言葉を基盤にする以上、科学は宇宙を切り刻むこのデジタル性という性質から逃れられない。システム理論も科学であるかぎり同様である。ところが、芸術はこれを「統合」する力があるという。生き物を扱う行動科学がモラルや倫理を要求するのは、生き物たちが生きる宇宙を、切り刻むことのできない出来事として考えようとし、人間の知の乱用を戒める一歩引いた姿勢に基づいている。
宇宙を重ね合わせとして、アナロジカルに(似たものとして)捉えることは、多層的に捉えることと同義になる。そして各層は何らかの関係を作りあるいは解消しながら動き続けている宇宙の一部である。ベイトソンは、ウィリアム・ブレイクの詩に芸術の多層的でホリスティック(全体論的)なビジョンを見ようとしている。
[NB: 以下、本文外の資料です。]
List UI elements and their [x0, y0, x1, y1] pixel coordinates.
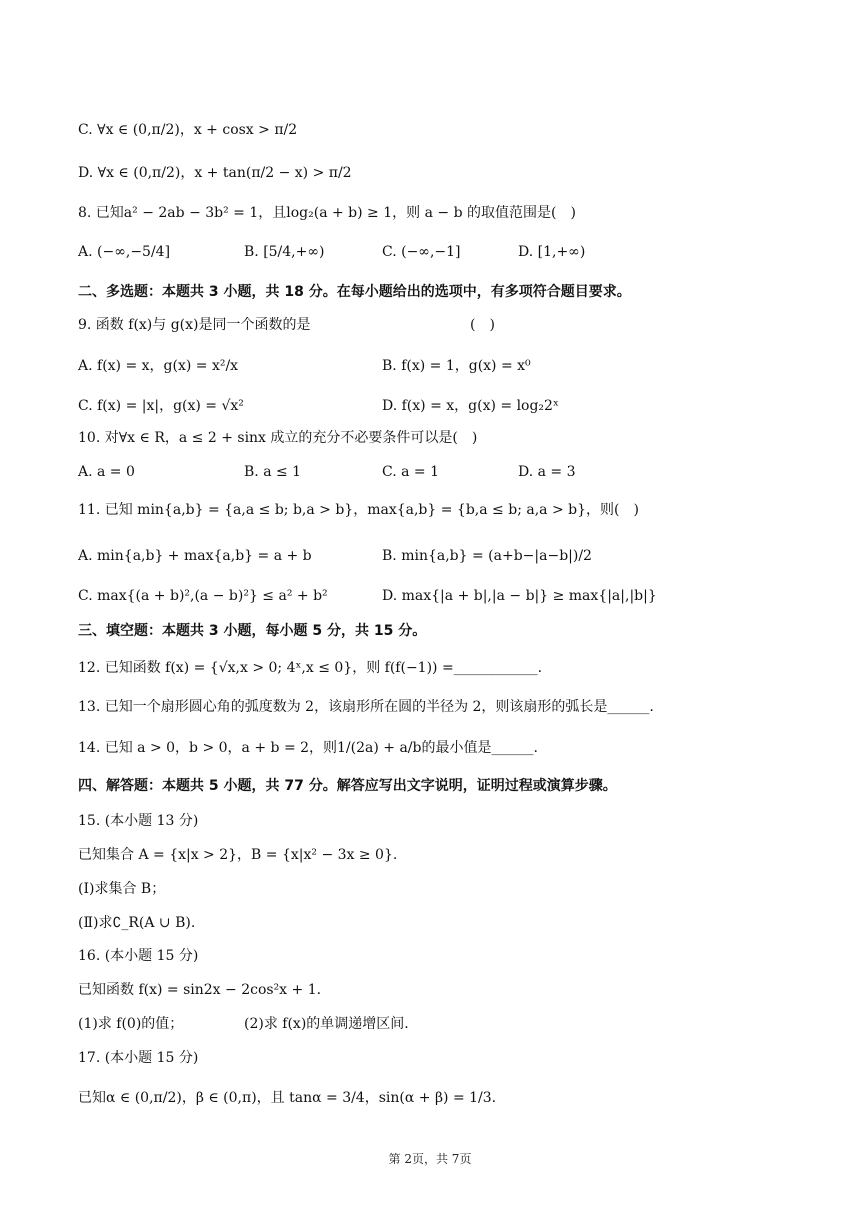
- q9-option-c: C. f(x) = |x|，g(x) = √x²: [78, 398, 244, 414]
- q11-option-c: C. max{(a + b)²,(a − b)²} ≤ a² + b²: [78, 588, 328, 604]
- question-8: 8. 已知a² − 2ab − 3b² = 1，且log₂(a + b) ≥ 1，则 a − b 的取值范围是( ): [78, 205, 576, 221]
- question-16-stem: 已知函数 f(x) = sin2x − 2cos²x + 1.: [78, 982, 322, 998]
- q9-answer-bracket: ( ): [470, 317, 495, 333]
- question-15-stem: 已知集合 A = {x|x > 2}，B = {x|x² − 3x ≥ 0}.: [78, 847, 398, 863]
- q9-option-a: A. f(x) = x，g(x) = x²/x: [78, 358, 239, 374]
- q11-option-b: B. min{a,b} = (a+b−|a−b|)/2: [382, 548, 592, 564]
- question-11: 11. 已知 min{a,b} = {a,a ≤ b; b,a > b}，max{a,b} = {b,a ≤ b; a,a > b}，则( ): [78, 502, 639, 518]
- q11-option-d: D. max{|a + b|,|a − b|} ≥ max{|a|,|b|}: [382, 588, 657, 604]
- q8-option-c: C. (−∞,−1]: [382, 244, 461, 260]
- q10-option-a: A. a = 0: [78, 464, 135, 480]
- question-13: 13. 已知一个扇形圆心角的弧度数为 2，该扇形所在圆的半径为 2，则该扇形的弧长是______.: [78, 699, 654, 715]
- question-12: 12. 已知函数 f(x) = {√x,x > 0; 4ˣ,x ≤ 0}，则 f(f(−1)) =____________.: [78, 660, 543, 676]
- question-17-header: 17. (本小题 15 分): [78, 1050, 199, 1066]
- question-15-part-1: (Ⅰ)求集合 B；: [78, 881, 166, 897]
- q7-option-d: D. ∀x ∈ (0,π/2)，x + tan(π/2 − x) > π/2: [78, 165, 352, 181]
- q8-option-d: D. [1,+∞): [518, 244, 586, 260]
- question-17-stem: 已知α ∈ (0,π/2)，β ∈ (0,π)，且 tanα = 3/4，sin(α + β) = 1/3.: [78, 1090, 497, 1106]
- question-16-part-2: (2)求 f(x)的单调递增区间.: [244, 1016, 409, 1032]
- question-16-header: 16. (本小题 15 分): [78, 948, 199, 964]
- q10-option-d: D. a = 3: [518, 464, 576, 480]
- question-15-part-2: (Ⅱ)求∁_R(A ∪ B).: [78, 915, 196, 931]
- question-10: 10. 对∀x ∈ R，a ≤ 2 + sinx 成立的充分不必要条件可以是( ): [78, 430, 478, 446]
- q8-option-b: B. [5/4,+∞): [244, 244, 325, 260]
- q10-option-c: C. a = 1: [382, 464, 439, 480]
- question-16-part-1: (1)求 f(0)的值；: [78, 1016, 184, 1032]
- question-14: 14. 已知 a > 0，b > 0，a + b = 2，则1/(2a) + a/b的最小值是______.: [78, 740, 538, 756]
- q11-option-a: A. min{a,b} + max{a,b} = a + b: [78, 548, 312, 564]
- question-9: 9. 函数 f(x)与 g(x)是同一个函数的是: [78, 317, 311, 333]
- question-15-header: 15. (本小题 13 分): [78, 813, 199, 829]
- q7-option-c: C. ∀x ∈ (0,π/2)，x + cosx > π/2: [78, 122, 298, 138]
- section-3-heading: 三、填空题：本题共 3 小题，每小题 5 分，共 15 分。: [78, 623, 427, 639]
- page-number-footer: 第 2页，共 7页: [388, 1152, 472, 1166]
- q9-option-d: D. f(x) = x，g(x) = log₂2ˣ: [382, 398, 559, 414]
- q10-option-b: B. a ≤ 1: [244, 464, 302, 480]
- q8-option-a: A. (−∞,−5/4]: [78, 244, 171, 260]
- section-4-heading: 四、解答题：本题共 5 小题，共 77 分。解答应写出文字说明，证明过程或演算步骤。: [78, 778, 617, 794]
- section-2-heading: 二、多选题：本题共 3 小题，共 18 分。在每小题给出的选项中，有多项符合题目要求。: [78, 284, 631, 300]
- q9-option-b: B. f(x) = 1，g(x) = x⁰: [382, 358, 531, 374]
To see a World in a Grain of Sand
And a Heaven in a Wild Flower.
Hold Infinity in the palm of your hand
And Eternity in an hour.
一粒の砂にも世界を
一輪の花にも天国を見、
君の掌のうちに無限を、
一時のうちに永遠を握る。
ベイトソンは、科学も芸術と重なり合う多層的なコミュニケーション世界のネットワークに組み入れられている、と考えているのだろう。